The results from the current study also suggest that classifying weight status by normal weight, overweight and obese is somewhat limited. Such an arbitrary classification neglects to capture the continuous relationship between weight status and BP, especially in children. Specifically, it was found that the pre-valence of elevated BP increased with successive increases in BMI percentiles, even within the presumably normal range of BMI. These trends were observed at all three visits. As already known, BMI percentiles and the definition of elevated BP account for normal, gender-specific, age-related increases in BMI and BP, and this trend might reflect a relationship that is independent of normal physical maturation.

The ORs (95% CIs) for elevated BP or HTN were fairly high among overweight and obesity children. This finding suggests that obesity is an independent risk factor of HTN. Almost all of the other similar studies have suggested a similar conclusion. Thus, weight management should be considered a primary therapeutic goal for obesity-related HTN.

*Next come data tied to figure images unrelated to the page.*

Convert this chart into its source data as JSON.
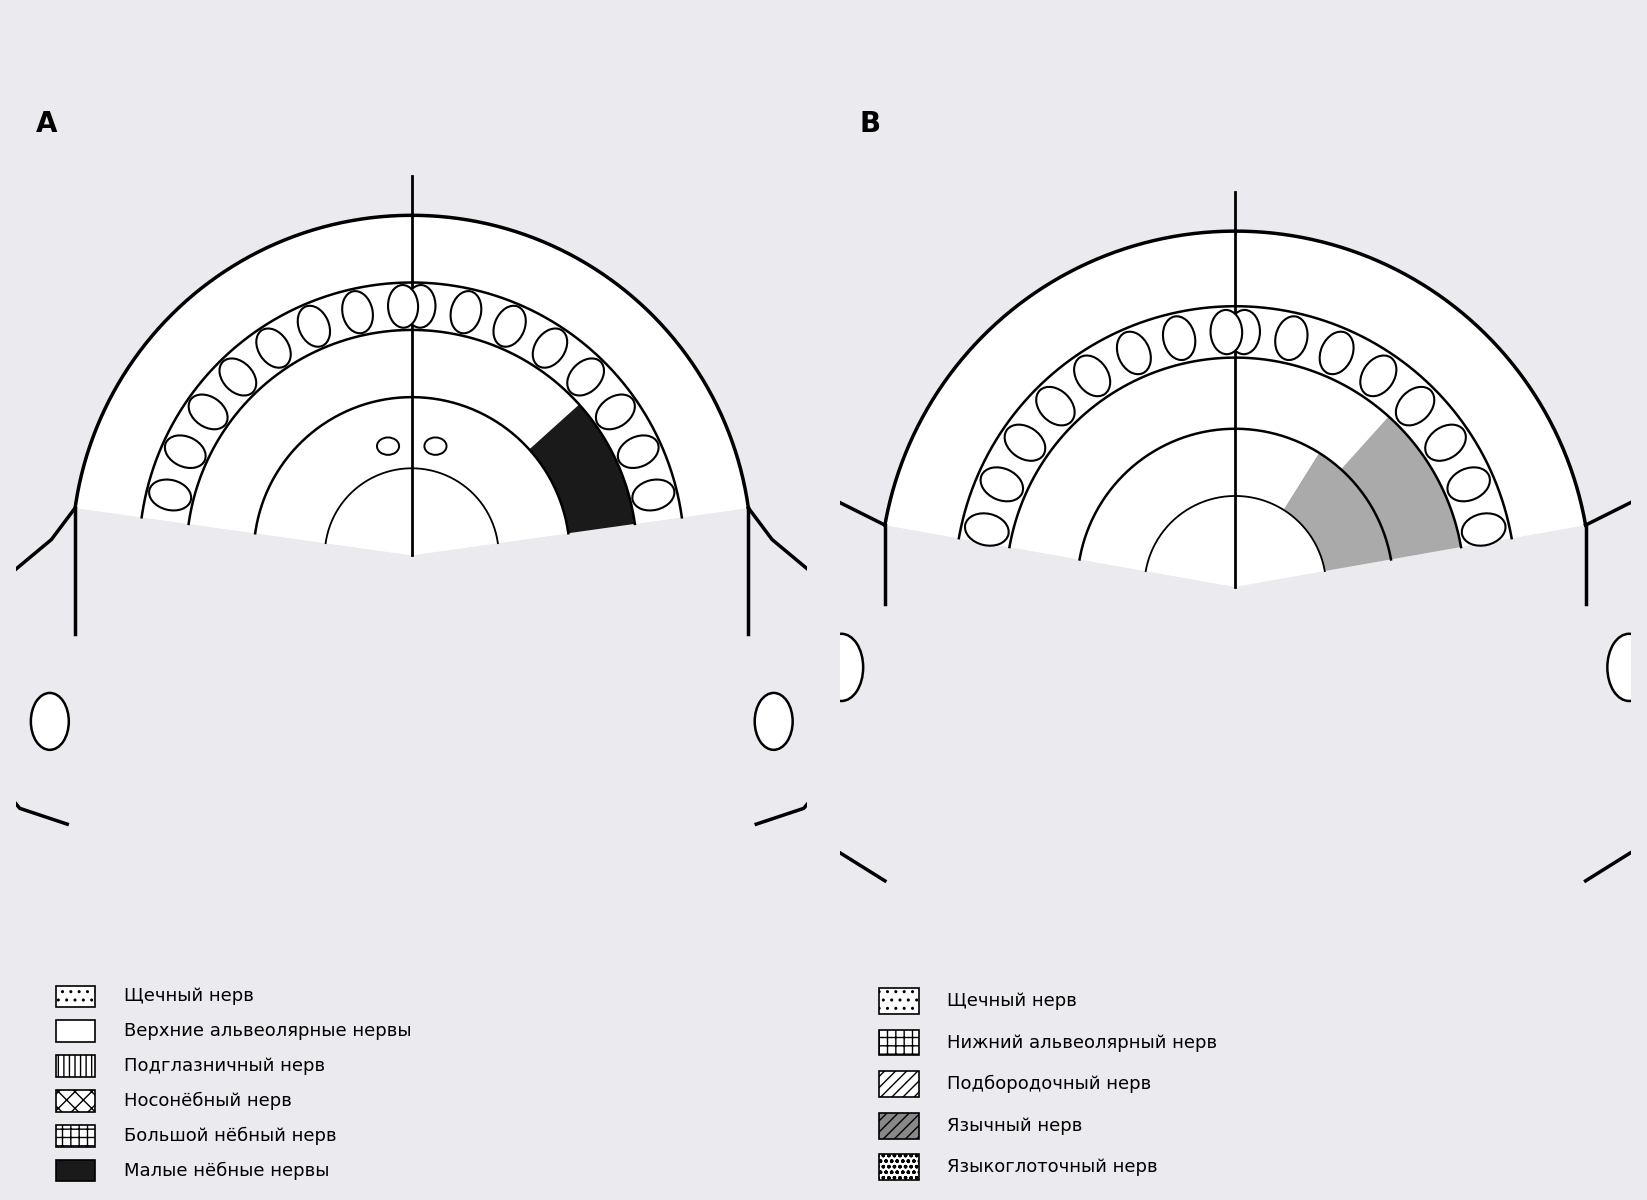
{
  "bg": "#eaeaef",
  "label_A": "А",
  "label_B": "В",
  "legend_A": [
    {
      "label": "Щечный нерв",
      "hatch": "..",
      "fc": "white",
      "ec": "black"
    },
    {
      "label": "Верхние альвеолярные нервы",
      "hatch": "===",
      "fc": "white",
      "ec": "black"
    },
    {
      "label": "Подглазничный нерв",
      "hatch": "|||",
      "fc": "white",
      "ec": "black"
    },
    {
      "label": "Носонёбный нерв",
      "hatch": "xx",
      "fc": "white",
      "ec": "black"
    },
    {
      "label": "Большой нёбный нерв",
      "hatch": "++",
      "fc": "white",
      "ec": "black"
    },
    {
      "label": "Малые нёбные нервы",
      "hatch": "",
      "fc": "#1a1a1a",
      "ec": "black"
    }
  ],
  "legend_B": [
    {
      "label": "Щечный нерв",
      "hatch": "..",
      "fc": "white",
      "ec": "black"
    },
    {
      "label": "Нижний альвеолярный нерв",
      "hatch": "++",
      "fc": "white",
      "ec": "black"
    },
    {
      "label": "Подбородочный нерв",
      "hatch": "///",
      "fc": "white",
      "ec": "black"
    },
    {
      "label": "Язычный нерв",
      "hatch": "///",
      "fc": "#888888",
      "ec": "black"
    },
    {
      "label": "Языкоглоточный нерв",
      "hatch": "ooo",
      "fc": "white",
      "ec": "black"
    }
  ],
  "lw_outer": 2.5,
  "lw_inner": 1.8,
  "font_label": 20,
  "font_legend": 13
}
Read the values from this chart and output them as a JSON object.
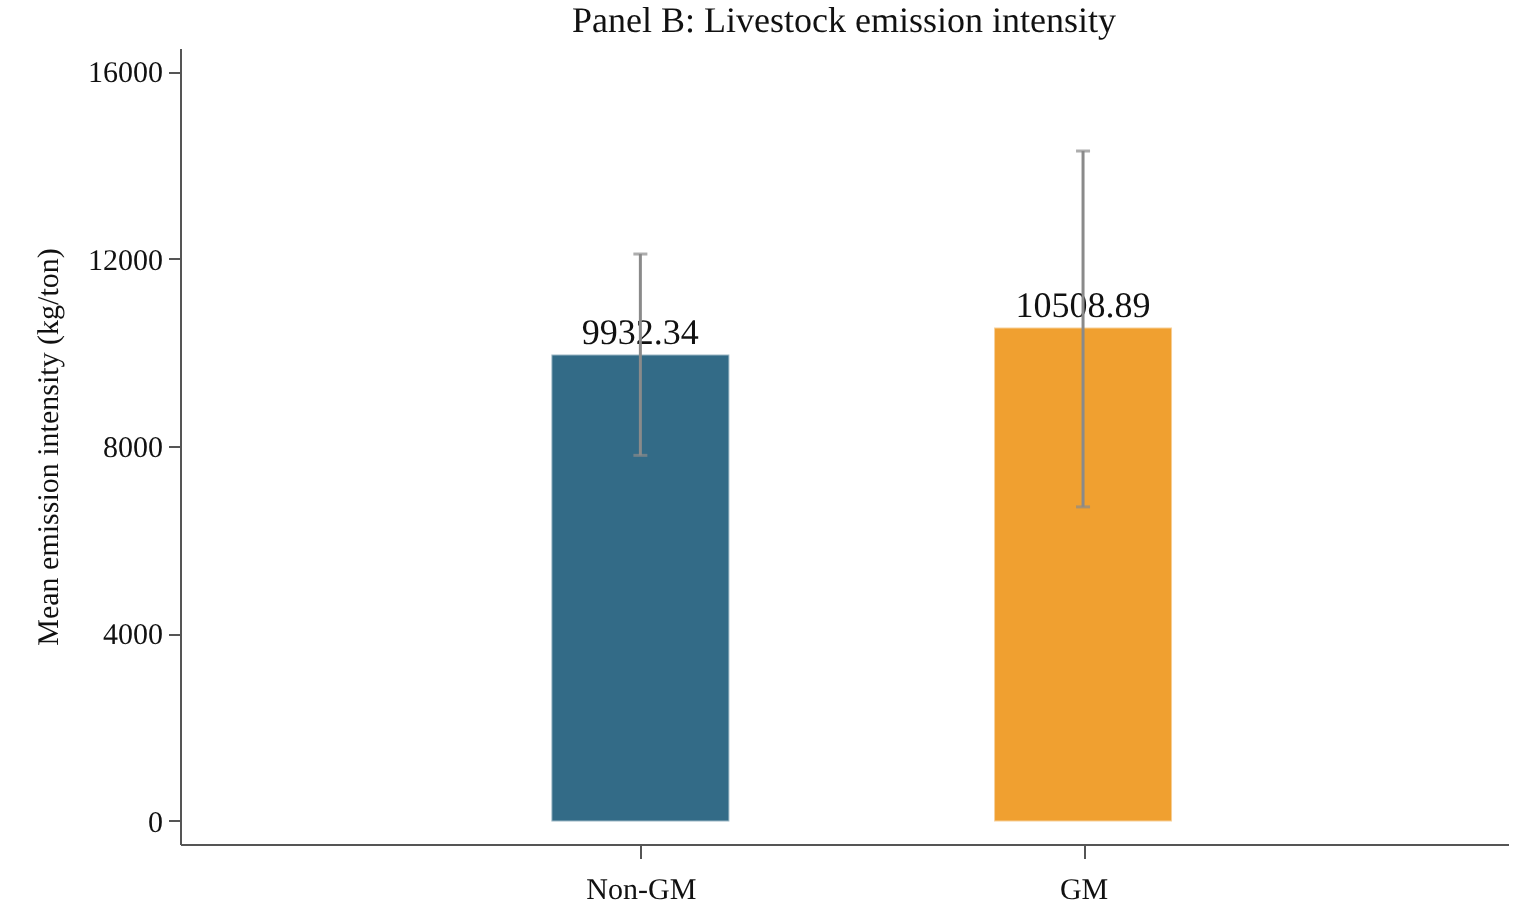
{
  "chart_data": {
    "type": "bar",
    "title": "Panel B: Livestock emission intensity",
    "ylabel": "Mean emission intensity (kg/ton)",
    "categories": [
      "Non-GM",
      "GM"
    ],
    "values": [
      9932.34,
      10508.89
    ],
    "colors": [
      "#336b87",
      "#f0a030"
    ],
    "errors": [
      [
        7800,
        12100
      ],
      [
        6700,
        14300
      ]
    ],
    "ylim": [
      -500,
      16500
    ],
    "yticks": [
      0,
      4000,
      8000,
      12000,
      16000
    ],
    "grid": false,
    "data_labels": true
  }
}
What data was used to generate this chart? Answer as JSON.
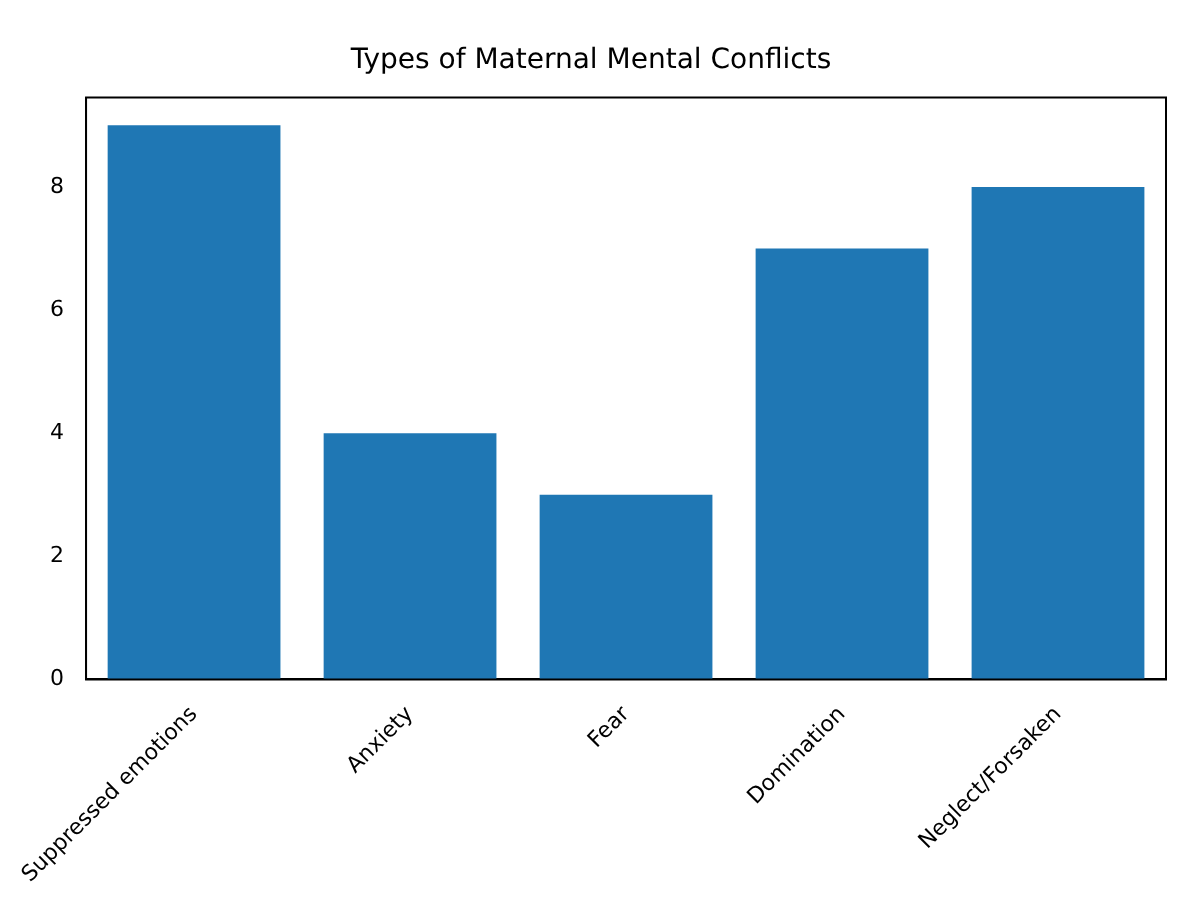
{
  "chart_data": {
    "type": "bar",
    "title": "Types of Maternal Mental Conflicts",
    "categories": [
      "Suppressed emotions",
      "Anxiety",
      "Fear",
      "Domination",
      "Neglect/Forsaken"
    ],
    "values": [
      9,
      4,
      3,
      7,
      8
    ],
    "color": "#1f77b4",
    "ylim": [
      0,
      9.45
    ],
    "yticks": [
      0,
      2,
      4,
      6,
      8
    ],
    "grid": false,
    "legend": false
  }
}
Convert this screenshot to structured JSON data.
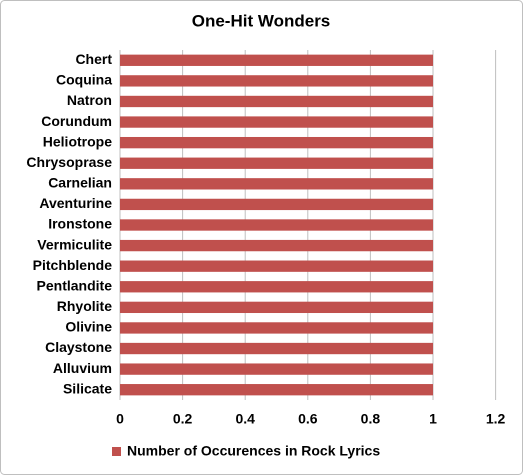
{
  "chart_data": {
    "type": "bar",
    "orientation": "horizontal",
    "title": "One-Hit Wonders",
    "categories": [
      "Chert",
      "Coquina",
      "Natron",
      "Corundum",
      "Heliotrope",
      "Chrysoprase",
      "Carnelian",
      "Aventurine",
      "Ironstone",
      "Vermiculite",
      "Pitchblende",
      "Pentlandite",
      "Rhyolite",
      "Olivine",
      "Claystone",
      "Alluvium",
      "Silicate"
    ],
    "series": [
      {
        "name": "Number of Occurences in Rock Lyrics",
        "color": "#c0504d",
        "values": [
          1,
          1,
          1,
          1,
          1,
          1,
          1,
          1,
          1,
          1,
          1,
          1,
          1,
          1,
          1,
          1,
          1
        ]
      }
    ],
    "xlim": [
      0,
      1.2
    ],
    "xticks": [
      0,
      0.2,
      0.4,
      0.6,
      0.8,
      1,
      1.2
    ],
    "grid": true,
    "legend": "bottom"
  }
}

HTN is a familial aggregation complex disease, and the association between children and their parental history of HTN has been previously suggested. Familial history is an important variable in the development of prevention strategies and public health practices for metabolic disorders (24). The gender of the parents may also influence the association between parental HTN and HTN in offspring. The current study presented that paternal history of HTN was an independent risk factor of HTN in children, which has been proven consistently, as in one longitudinal study on children with HTN in Australia (25). Additional studies in this field also found that parental or maternal history of HTN may play a more important role in the incidence of HTN in their offspring (26,27). While in the present study there were only 34, 13 and nine children whose mother had HTN, and only 13, six and three children whose both parents had HTN in the first, second and third visits, respectively. The sample of children with parental or maternal history was too small and may lead to low statistical power of test, which may further confuse the analysis and appropriate conclusions. Furthermore, the parents were not old enough to reach the high-risk age for HTN, therefore, many normotensive parents at present may develop HTN in the future. All the above might impair the associations between parental HTN and elevated BP in the offspring.

Conclusion

The prevalence of HTN after three separate visits is 3.1% – only one sixth of that on the first screening in Chinese pediatric population, and repeated measurements are necessary to confirm the diagnosis of HTN in children and adolescents. The current study shows overweight and obesity are risk factors of HTN in children and adolescents and those with paternal HTN are a high-risk population. Healthcare providers should be strong advocates helping to prevent obesity in adolescents and children.

Acknowledgements

The authors wish to thank the participants, as well as the staff from Beijing Centers for Disease Control and Prevention and Beijing Maternal and Child Health Care Hospital.

Conflicts of interest

None.

Sources of funding

This study was supported by grants to M.J. from the Beijing Medical Development Fund (grant 2007-1024), Beijing Health System Leading Talent Fund (grant 2009-1-08), Beijing Training Project for the Leading Talent in S & T (grant 2011LJ07), and a grant to M.L.H. from the Beijing Municipal Health Bureau Youth Fund (grant 2009-23).